Dans le train qui filait en hâte vers Boulogne, Favierres eut vite oublié cette attristante vision.
C'était déjà presque une mouvante terre étrangère, c'était déjà l'Angleterre que ce train bondé d'Anglais revenant d'Italie, de Suisse, des villes d'eaux du continent,—d'Anglais installés chez eux en ces wagons où les passagers français même, par snobisme ou par courtoisie, affectaient de ne parler que la langue d'outre-Manche.
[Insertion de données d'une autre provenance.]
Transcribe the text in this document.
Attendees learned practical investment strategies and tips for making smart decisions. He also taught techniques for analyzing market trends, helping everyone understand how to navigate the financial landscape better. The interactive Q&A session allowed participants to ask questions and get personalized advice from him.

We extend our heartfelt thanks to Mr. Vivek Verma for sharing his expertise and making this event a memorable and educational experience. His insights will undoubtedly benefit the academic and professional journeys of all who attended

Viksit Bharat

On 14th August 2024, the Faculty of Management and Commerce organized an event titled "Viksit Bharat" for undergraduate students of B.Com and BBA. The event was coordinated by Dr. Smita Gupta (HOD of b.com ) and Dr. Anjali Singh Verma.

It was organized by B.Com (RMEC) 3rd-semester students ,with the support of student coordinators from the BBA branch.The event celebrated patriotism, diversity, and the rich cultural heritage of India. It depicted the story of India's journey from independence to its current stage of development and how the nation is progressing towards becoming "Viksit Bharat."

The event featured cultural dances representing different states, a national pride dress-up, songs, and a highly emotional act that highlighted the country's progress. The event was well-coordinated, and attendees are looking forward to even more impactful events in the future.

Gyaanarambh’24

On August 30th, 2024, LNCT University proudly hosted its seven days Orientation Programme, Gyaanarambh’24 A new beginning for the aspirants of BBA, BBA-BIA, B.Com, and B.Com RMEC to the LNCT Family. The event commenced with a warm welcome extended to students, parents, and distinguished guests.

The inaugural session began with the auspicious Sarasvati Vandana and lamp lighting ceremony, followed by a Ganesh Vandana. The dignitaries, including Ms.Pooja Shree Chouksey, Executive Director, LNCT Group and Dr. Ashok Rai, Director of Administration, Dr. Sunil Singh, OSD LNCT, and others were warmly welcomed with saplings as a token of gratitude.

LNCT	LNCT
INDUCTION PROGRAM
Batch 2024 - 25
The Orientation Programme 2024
Mais, dans un coin de la voiture, la tête obstinément tournée vers la petite fenêtre en écu, vers les champs bruns et verts, les maisonnettes et les villes grises, les marécages ou les futaies, les tableaux changeants de la voie, Favierres ne voyait rien de ce qu'il regardait, ne percevait rien des incompréhensibles phrases de ses voisins jaseurs.
Un orgueil mélancolique le soulevait, la sensation dédaigneuse que personne sans doute, dans ce train, n'allait où il allait, au bonheur ou vers le péril—qu'aucune de toutes ces personnes n'accomplissait, en voyageant, cet acte bizarre, audacieux, romanesque, de partir sous un nom d'emprunt pour la prison d'un hôtel ignoré, par amour et passion pure.
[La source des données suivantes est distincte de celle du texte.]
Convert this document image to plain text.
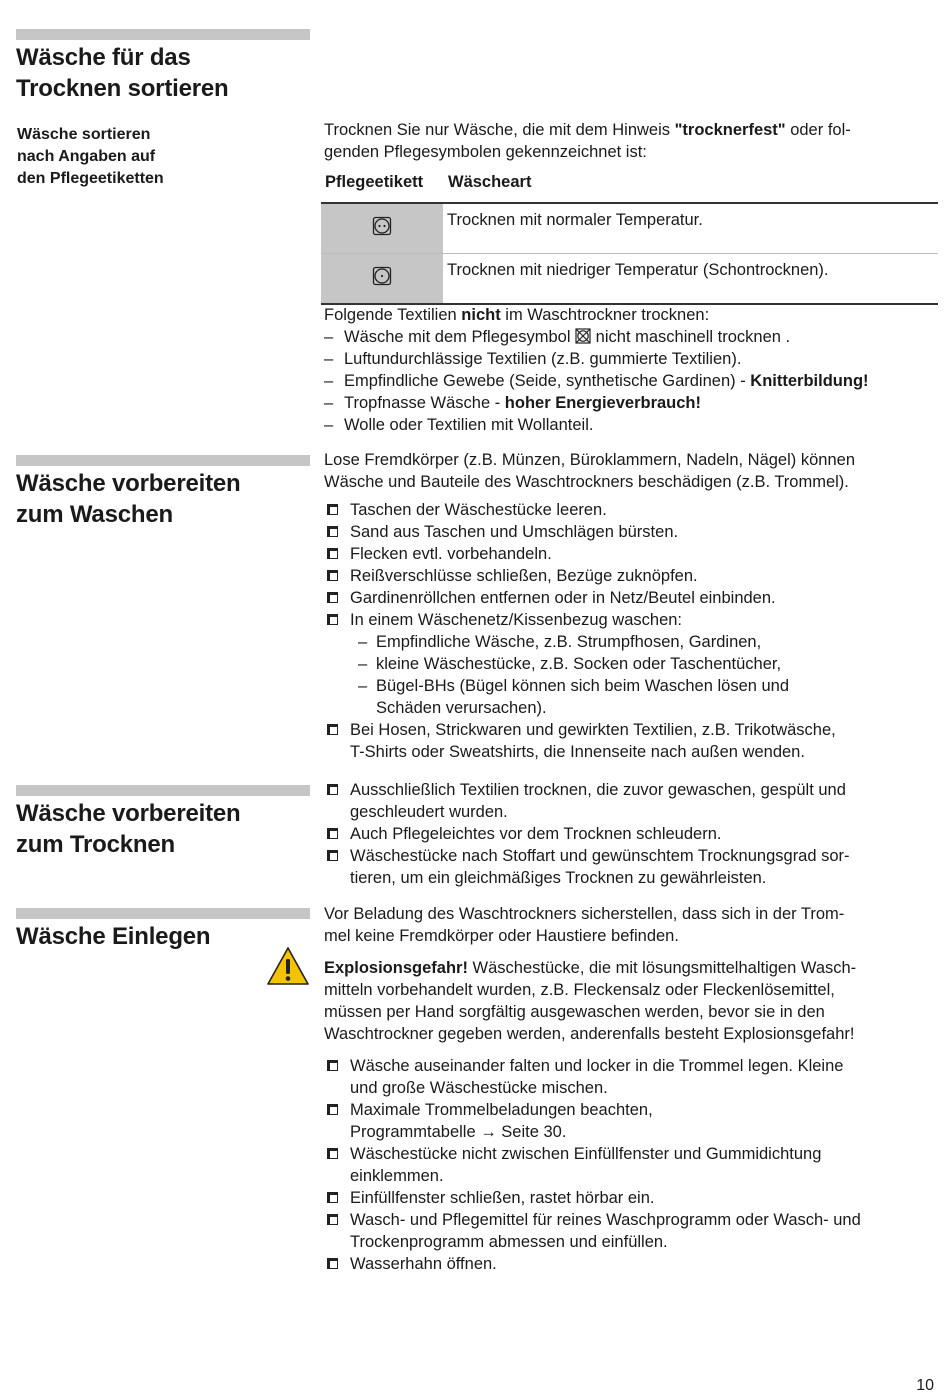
Wäsche für das
Trocknen sortieren
Wäsche sortieren
nach Angaben auf
den Pflegeetiketten
Trocknen Sie nur Wäsche, die mit dem Hinweis "trocknerfest" oder fol-
genden Pflegesymbolen gekennzeichnet ist:
Pflegeetikett Wäscheart
	Trocknen mit normaler Temperatur.
	Trocknen mit niedriger Temperatur (Schontrocknen).
Folgende Textilien nicht im Waschtrockner trocknen:
– Wäsche mit dem Pflegesymbol  nicht maschinell trocknen .
– Luftundurchlässige Textilien (z.B. gummierte Textilien).
– Empfindliche Gewebe (Seide, synthetische Gardinen) - Knitterbildung!
– Tropfnasse Wäsche - hoher Energieverbrauch!
– Wolle oder Textilien mit Wollanteil.
Wäsche vorbereiten
zum Waschen
Lose Fremdkörper (z.B. Münzen, Büroklammern, Nadeln, Nägel) können
Wäsche und Bauteile des Waschtrockners beschädigen (z.B. Trommel).
Taschen der Wäschestücke leeren.
Sand aus Taschen und Umschlägen bürsten.
Flecken evtl. vorbehandeln.
Reißverschlüsse schließen, Bezüge zuknöpfen.
Gardinenröllchen entfernen oder in Netz/Beutel einbinden.
In einem Wäschenetz/Kissenbezug waschen:
– Empfindliche Wäsche, z.B. Strumpfhosen, Gardinen,
– kleine Wäschestücke, z.B. Socken oder Taschentücher,
– Bügel-BHs (Bügel können sich beim Waschen lösen und
Schäden verursachen).
Bei Hosen, Strickwaren und gewirkten Textilien, z.B. Trikotwäsche,
T-Shirts oder Sweatshirts, die Innenseite nach außen wenden.
Wäsche vorbereiten
zum Trocknen
Ausschließlich Textilien trocknen, die zuvor gewaschen, gespült und
geschleudert wurden.
Auch Pflegeleichtes vor dem Trocknen schleudern.
Wäschestücke nach Stoffart und gewünschtem Trocknungsgrad sor-
tieren, um ein gleichmäßiges Trocknen zu gewährleisten.
Wäsche Einlegen
Vor Beladung des Waschtrockners sicherstellen, dass sich in der Trom-
mel keine Fremdkörper oder Haustiere befinden.
Explosionsgefahr! Wäschestücke, die mit lösungsmittelhaltigen Wasch-
mitteln vorbehandelt wurden, z.B. Fleckensalz oder Fleckenlösemittel,
müssen per Hand sorgfältig ausgewaschen werden, bevor sie in den
Waschtrockner gegeben werden, anderenfalls besteht Explosionsgefahr!
Wäsche auseinander falten und locker in die Trommel legen. Kleine
und große Wäschestücke mischen.
Maximale Trommelbeladungen beachten,
Programmtabelle → Seite 30.
Wäschestücke nicht zwischen Einfüllfenster und Gummidichtung
einklemmen.
Einfüllfenster schließen, rastet hörbar ein.
Wasch- und Pflegemittel für reines Waschprogramm oder Wasch- und
Trockenprogramm abmessen und einfüllen.
Wasserhahn öffnen.
10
A peine, sur le bateau, la curiosité du spectacle put-elle le tirer de ses rêveries hautaines et insensibles.
Il faisait une mer moyenne, middling, comme avaient dit les matelots, au départ; et, penché contre le bastingage, le jeune homme s'amusait à suivre les lourds bonds du navire par-dessus les obstacles balanceurs de l'eau sombre.
Parfois un choc plus rude l'obligeait à s'accrocher au bois du bord pour ne pas tomber; mais, tout de suite après, le paquebot reprenait, en soufflant un double souffle noir, sa marche régulière de grande bête vaillante et trépidante, se secouant bravement contre les agaceries des flots, se débarrassant à chaque bond des vagues adverses, qu'une mer calme alentour, bonne fille et taquine, détachait, deux par deux, à sa rencontre comme pour l'ennuyer un peu, simplement.
Et quand Favierres redressait la tête, découvrait au loin la platitude miroitante et déserte de l'Océan vide et sans routes, il se disait qu'il était comme ce vaisseau, marchant d'une allure mécanique et sûre vers un but de lui seul connu, traversant la mer mystérieuse des gens, des choses et des principes, se frayant un chemin secret sous la poussée savante d'un pilote invisible.
Il était si absorbé dans ses réflexions qu'à Folkestone il ne s'aperçut pas qu'on arrivait et fut un des derniers à sortir du paquebot.
Le long du train qui allait l'emporter vers Londres, qui dans trois heures l'amènerait si près d'Hélène, il se mit à se promener en attendant le départ.